Absolutely. After all, these are businesses, and BP has lost a lot of money. The Atlantic Ocean [where more drilling is planned] is a lot more dangerous than the Gulf of Mexico—it's deeper and gets bigger waves. The Arctic is even more dangerous than the Atlantic. Apparently there was some negligence in maintaining the blowout preventer, so I think that's something that companies will be very, very careful with—that's all that stands between you and another Deepwater Horizon. (Related: "What Happens When Oil Spills in the Arctic?")

What's the situation on the ground there in the Gulf?
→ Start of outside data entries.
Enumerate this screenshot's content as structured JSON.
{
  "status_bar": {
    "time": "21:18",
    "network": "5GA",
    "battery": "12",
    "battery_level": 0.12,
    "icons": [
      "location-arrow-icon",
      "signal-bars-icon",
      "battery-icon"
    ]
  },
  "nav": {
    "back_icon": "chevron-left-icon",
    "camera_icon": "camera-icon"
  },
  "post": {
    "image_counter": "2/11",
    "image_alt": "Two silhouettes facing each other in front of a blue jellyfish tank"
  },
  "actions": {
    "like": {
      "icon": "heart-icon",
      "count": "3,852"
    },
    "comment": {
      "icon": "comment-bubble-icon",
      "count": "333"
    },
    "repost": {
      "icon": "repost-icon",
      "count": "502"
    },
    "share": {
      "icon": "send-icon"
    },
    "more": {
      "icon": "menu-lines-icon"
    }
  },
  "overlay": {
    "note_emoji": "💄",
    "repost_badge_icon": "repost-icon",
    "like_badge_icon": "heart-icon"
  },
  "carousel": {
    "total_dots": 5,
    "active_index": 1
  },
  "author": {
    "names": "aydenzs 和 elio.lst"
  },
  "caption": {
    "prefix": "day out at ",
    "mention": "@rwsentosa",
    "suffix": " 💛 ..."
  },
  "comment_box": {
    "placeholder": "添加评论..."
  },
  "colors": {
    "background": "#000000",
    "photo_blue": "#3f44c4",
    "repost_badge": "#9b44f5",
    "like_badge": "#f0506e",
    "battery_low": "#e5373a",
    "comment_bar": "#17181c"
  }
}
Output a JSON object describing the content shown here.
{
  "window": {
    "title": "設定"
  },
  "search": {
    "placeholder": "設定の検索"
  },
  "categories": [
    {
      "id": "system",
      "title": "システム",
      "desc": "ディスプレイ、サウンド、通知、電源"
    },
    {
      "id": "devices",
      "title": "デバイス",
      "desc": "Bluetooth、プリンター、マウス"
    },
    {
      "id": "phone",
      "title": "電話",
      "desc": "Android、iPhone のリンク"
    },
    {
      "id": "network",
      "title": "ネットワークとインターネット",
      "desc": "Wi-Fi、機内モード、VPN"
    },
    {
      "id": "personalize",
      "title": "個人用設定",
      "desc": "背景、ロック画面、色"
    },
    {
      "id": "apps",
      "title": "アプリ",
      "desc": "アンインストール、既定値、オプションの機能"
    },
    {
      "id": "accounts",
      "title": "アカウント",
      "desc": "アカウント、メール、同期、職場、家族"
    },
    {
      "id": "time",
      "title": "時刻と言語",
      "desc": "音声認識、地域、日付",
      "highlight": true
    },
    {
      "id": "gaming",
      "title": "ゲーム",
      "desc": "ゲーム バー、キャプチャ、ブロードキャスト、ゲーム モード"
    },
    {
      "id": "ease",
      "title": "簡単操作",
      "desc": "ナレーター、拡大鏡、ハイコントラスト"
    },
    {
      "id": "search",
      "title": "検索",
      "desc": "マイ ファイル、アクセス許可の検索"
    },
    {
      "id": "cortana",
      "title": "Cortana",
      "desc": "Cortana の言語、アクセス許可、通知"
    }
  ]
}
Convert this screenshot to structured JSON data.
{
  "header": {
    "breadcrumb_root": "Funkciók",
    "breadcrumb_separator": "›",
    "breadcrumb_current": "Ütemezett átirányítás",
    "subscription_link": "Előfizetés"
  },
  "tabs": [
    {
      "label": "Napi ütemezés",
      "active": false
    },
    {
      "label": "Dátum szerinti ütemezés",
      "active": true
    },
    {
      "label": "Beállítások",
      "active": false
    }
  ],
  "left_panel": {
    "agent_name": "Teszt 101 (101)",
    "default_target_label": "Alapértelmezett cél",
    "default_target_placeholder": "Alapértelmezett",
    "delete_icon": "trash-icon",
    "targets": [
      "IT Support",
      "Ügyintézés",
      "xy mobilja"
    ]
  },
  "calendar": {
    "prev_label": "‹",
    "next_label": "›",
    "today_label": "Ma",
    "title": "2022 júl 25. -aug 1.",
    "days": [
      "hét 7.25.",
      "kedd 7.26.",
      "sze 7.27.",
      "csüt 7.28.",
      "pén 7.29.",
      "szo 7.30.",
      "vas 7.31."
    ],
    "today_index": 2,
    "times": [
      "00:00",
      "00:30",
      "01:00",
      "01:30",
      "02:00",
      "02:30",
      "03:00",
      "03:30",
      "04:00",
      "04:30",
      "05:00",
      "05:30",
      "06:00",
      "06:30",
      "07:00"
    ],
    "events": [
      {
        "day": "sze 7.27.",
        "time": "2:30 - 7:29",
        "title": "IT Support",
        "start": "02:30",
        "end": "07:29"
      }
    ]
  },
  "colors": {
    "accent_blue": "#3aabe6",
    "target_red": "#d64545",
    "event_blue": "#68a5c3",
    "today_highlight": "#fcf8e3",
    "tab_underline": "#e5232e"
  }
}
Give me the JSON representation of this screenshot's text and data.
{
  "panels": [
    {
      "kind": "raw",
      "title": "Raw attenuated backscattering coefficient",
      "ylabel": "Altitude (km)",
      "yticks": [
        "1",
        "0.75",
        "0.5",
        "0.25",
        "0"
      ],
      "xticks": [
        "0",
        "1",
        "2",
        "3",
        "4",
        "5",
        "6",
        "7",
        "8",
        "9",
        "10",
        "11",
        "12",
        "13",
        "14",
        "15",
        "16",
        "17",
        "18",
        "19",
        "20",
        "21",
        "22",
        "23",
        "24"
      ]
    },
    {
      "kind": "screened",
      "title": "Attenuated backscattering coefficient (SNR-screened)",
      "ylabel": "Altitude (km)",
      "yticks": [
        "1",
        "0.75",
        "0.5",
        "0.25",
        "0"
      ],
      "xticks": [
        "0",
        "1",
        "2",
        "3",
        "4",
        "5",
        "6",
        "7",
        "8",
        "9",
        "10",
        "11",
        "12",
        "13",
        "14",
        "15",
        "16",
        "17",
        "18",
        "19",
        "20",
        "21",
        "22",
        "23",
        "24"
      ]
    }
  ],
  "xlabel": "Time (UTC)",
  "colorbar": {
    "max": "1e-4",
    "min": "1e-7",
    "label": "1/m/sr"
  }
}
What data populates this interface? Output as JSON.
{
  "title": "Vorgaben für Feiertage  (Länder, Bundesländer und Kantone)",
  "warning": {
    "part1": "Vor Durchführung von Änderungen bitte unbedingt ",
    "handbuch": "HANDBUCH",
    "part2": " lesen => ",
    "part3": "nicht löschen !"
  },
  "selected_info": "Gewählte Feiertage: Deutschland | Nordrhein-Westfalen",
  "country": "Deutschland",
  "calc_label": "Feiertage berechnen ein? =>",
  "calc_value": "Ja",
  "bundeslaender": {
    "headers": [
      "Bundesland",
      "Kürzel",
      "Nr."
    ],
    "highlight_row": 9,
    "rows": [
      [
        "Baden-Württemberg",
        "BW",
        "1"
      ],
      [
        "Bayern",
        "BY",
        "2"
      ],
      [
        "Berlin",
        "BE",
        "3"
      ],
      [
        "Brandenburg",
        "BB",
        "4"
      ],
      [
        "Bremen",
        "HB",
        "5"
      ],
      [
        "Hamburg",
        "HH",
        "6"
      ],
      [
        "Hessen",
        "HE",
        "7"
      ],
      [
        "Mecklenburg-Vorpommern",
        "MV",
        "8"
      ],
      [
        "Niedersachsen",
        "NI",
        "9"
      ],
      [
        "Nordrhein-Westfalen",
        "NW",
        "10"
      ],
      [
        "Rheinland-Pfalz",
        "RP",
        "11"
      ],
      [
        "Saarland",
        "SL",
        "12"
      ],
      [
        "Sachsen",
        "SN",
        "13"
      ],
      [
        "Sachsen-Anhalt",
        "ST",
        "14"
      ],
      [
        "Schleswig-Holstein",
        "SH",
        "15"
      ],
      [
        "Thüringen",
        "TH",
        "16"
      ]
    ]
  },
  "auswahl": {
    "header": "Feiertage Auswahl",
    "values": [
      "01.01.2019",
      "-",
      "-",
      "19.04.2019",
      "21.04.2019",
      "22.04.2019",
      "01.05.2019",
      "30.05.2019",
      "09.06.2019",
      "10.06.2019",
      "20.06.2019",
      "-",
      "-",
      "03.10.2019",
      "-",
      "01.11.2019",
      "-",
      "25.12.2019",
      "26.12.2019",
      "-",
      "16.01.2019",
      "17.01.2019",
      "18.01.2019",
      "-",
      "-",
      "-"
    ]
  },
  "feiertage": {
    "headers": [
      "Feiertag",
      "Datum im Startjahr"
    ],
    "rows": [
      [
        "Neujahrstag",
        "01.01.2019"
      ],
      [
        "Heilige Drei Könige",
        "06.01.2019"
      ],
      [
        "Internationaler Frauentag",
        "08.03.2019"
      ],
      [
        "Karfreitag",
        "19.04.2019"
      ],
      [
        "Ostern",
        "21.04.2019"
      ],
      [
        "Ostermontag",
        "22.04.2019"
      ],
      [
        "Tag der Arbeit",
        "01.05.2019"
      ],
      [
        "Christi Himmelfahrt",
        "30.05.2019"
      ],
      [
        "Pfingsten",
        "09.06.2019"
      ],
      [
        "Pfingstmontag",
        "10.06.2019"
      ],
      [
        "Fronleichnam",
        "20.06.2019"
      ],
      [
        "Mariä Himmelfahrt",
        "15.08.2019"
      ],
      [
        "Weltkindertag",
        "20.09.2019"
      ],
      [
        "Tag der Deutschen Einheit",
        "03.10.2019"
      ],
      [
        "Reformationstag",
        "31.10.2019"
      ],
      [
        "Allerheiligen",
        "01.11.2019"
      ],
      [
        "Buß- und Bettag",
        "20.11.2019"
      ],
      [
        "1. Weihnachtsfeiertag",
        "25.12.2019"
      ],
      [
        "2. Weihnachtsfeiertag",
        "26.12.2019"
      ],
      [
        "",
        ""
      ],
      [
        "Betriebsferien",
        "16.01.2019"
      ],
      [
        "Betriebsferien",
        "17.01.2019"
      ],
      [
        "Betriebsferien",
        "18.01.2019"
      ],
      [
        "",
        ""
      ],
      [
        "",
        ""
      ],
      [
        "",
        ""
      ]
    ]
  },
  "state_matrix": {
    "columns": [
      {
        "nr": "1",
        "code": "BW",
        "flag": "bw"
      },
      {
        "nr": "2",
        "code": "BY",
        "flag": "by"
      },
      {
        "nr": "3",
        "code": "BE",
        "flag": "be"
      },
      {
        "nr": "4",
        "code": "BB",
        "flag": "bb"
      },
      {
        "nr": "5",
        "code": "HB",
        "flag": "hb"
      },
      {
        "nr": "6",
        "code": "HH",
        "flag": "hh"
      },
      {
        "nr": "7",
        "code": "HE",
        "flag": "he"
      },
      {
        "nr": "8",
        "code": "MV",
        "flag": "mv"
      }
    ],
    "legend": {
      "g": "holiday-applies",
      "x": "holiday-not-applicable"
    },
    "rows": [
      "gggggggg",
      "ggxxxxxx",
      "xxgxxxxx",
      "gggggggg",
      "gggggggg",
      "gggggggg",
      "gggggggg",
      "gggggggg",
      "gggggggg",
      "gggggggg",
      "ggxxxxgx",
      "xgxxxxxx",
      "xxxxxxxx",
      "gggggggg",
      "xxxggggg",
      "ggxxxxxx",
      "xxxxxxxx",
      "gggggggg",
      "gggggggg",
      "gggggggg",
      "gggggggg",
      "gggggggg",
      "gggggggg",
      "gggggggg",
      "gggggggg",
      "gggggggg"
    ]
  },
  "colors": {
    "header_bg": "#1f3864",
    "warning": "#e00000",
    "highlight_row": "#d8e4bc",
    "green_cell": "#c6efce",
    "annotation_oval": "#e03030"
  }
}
If you live along the coast, anywhere from about Panama City, Florida, to [Louisiana's] Plaquemines Parish, every time we have a tropical storm we get more oil. It's still out there. Commercial shrimpers say there are areas that have not come back and areas where there's still oil in the marshes.

The real other lesson here that we learned with Exxon and with every big oil spill is that once you have the oil spilled in a marine environment, there's almost nothing you can do about it—the skimming and the burning and the booming off and all of that. All of the thousands of boats BP had out there in the Gulf, those were for the media—just about useless.

Virtually all of our efforts in terms of drilling for oil in the marine environment ought to go to prevention, because cleanup and recovery is virtually impossible.